Taking Animation Beyond Plastic Bricks
Artworld's work with Lego has led to them producing animation for other game developers too. In an astounding sequence created for the upcoming game WW2, Artworld recreated the D-Day landings in 3D. "That type of work is particularly challenging," Dorney states. "It's amazing how complex a sequence like that is. If you watch Saving Private Ryan, which features a similar scene, you'll see that everyone in the scene is doing something -- everywhere you look someone is being shot, or a mine is exploding. We had to recreate that nightmarish sense of busyness...and we had to do it in 6 weeks with only 11 people." And what's more, Artworld has yet to make use of motion-capture in a project. Using ingenious bits of programming the scene is pulled off with amazing believability.
The Digital Bridge
Because the work that Artworld does is 3D, they can use the fact technology to apply this 3D to Lego's different types of projects while cutting costs and maximizing efficiency. "It's really quite simple," Dorney says. "We can use the same 3D models and textures in a number of projects. We just build high-resolution models to start with and downgrade them for use in the games. We then use the higher quality models for the print and TV work." This way Artworld can apply their work to a variety of outlets for maximum return -- and the fact that their sister company, Data Design, is a games company takes this one step further. Not only can the two companies provide excellent games complete with top quality animation, but they can do the packaging, the TV commercial and even the Website.

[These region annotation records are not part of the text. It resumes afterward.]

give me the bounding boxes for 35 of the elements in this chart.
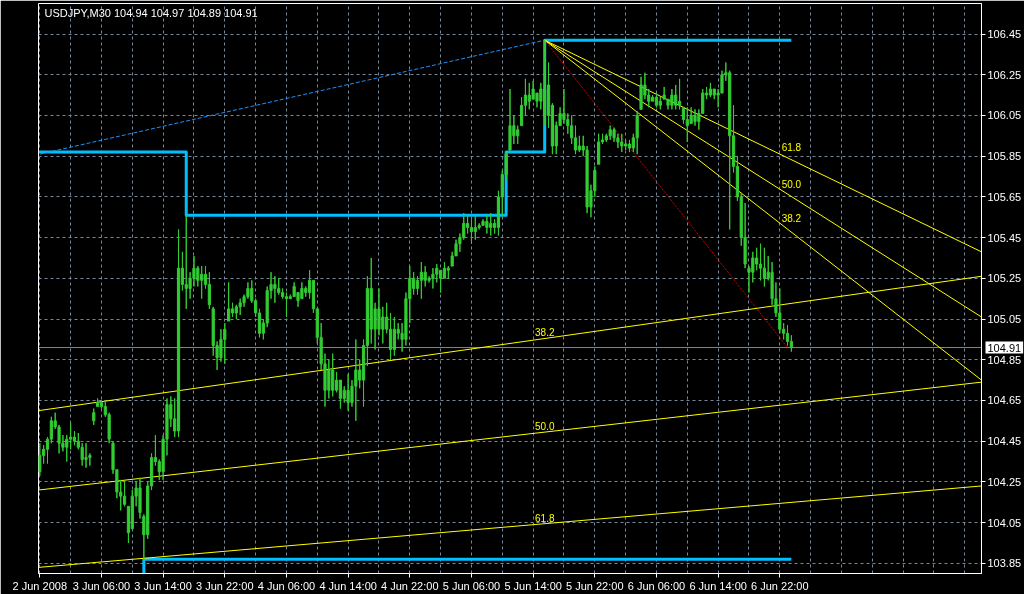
annotation: 38.2 [781,213,802,225]
annotation: 61.8 [535,512,555,524]
y-tick-label: 105.65 [987,190,1022,203]
x-tick-label: 5 Jun 22:00 [566,579,624,592]
y-tick-label: 105.25 [987,272,1022,285]
annotation: 50.0 [781,178,802,190]
x-tick-label: 3 Jun 14:00 [134,579,192,592]
y-tick-label: 105.05 [987,313,1022,326]
y-tick-label: 104.05 [987,516,1022,529]
x-tick-label: 6 Jun 14:00 [689,579,747,592]
y-tick-label: 104.85 [987,353,1022,366]
x-tick-label: 3 Jun 06:00 [72,579,131,592]
y-tick-label: 104.25 [987,475,1022,488]
x-tick-label: 3 Jun 22:00 [196,579,254,592]
x-tick-label: 4 Jun 14:00 [319,579,377,592]
x-tick-label: 6 Jun 06:00 [627,579,686,592]
annotation: 38.2 [535,327,555,339]
x-tick-label: 4 Jun 22:00 [381,579,439,592]
y-tick-label: 104.65 [987,394,1022,407]
annotation: 61.8 [781,142,802,154]
y-tick-label: 106.25 [987,68,1022,81]
y-tick-label: 105.85 [987,150,1022,163]
ref-line-label: 104.91 [987,341,1022,354]
chart-title: USDJPY,M30 104.94 104.97 104.89 104.91 [44,6,258,19]
y-tick-label: 106.05 [987,109,1022,122]
x-tick-label: 4 Jun 06:00 [257,579,316,592]
annotation: 50.0 [535,421,555,433]
x-tick-label: 6 Jun 22:00 [751,579,809,592]
x-tick-label: 5 Jun 14:00 [504,579,562,592]
y-tick-label: 106.45 [987,28,1022,41]
x-tick-label: 2 Jun 2008 [12,579,67,592]
y-tick-label: 104.45 [987,435,1022,448]
x-tick-label: 5 Jun 06:00 [442,579,501,592]
y-tick-label: 103.85 [987,557,1022,570]
y-tick-label: 105.45 [987,231,1022,244]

"We're really interested in doing more Websites," Dorney confesses. "We've done Web work for Kinder Surprise, Gubble and Hot Foot. We're very excited about the Macromedia Flash format and are really pushing it to see how far we can go. It's great to take our 3D and animation and make use of the same tools and techniques to create work for a different medium. We've done a lot of animation and 3D graphics for comics and packaging -- creating interactive Internet solutions seems like a natural extension of that work."
You Ain't Seen Nothin' Yet
Despite Data Design's 18 years in business, and Artworld's 4 years providing graphics and animation, it is clear that both are set for bigger and better things. As for what those things are, they're keeping very quiet. "We're doing a TV series for Winchester Television," Dorney reveals. "And I'm sure you'll see a Playstation 2 title from us next year too." And more Lego projects? Predictably, Dorney is being secretive. But it's clear that when Lego does decide to create another game, TV commercial or even another motion simulator ride, they'll know where to go. Straight up the M5 and into Birmingham city center. I'm sure someone there will be able to help them!
Paul Younghusband is editor-in-chief of Visual Magic Magazine, a publication focusing on the 3D graphics and digital effects industries.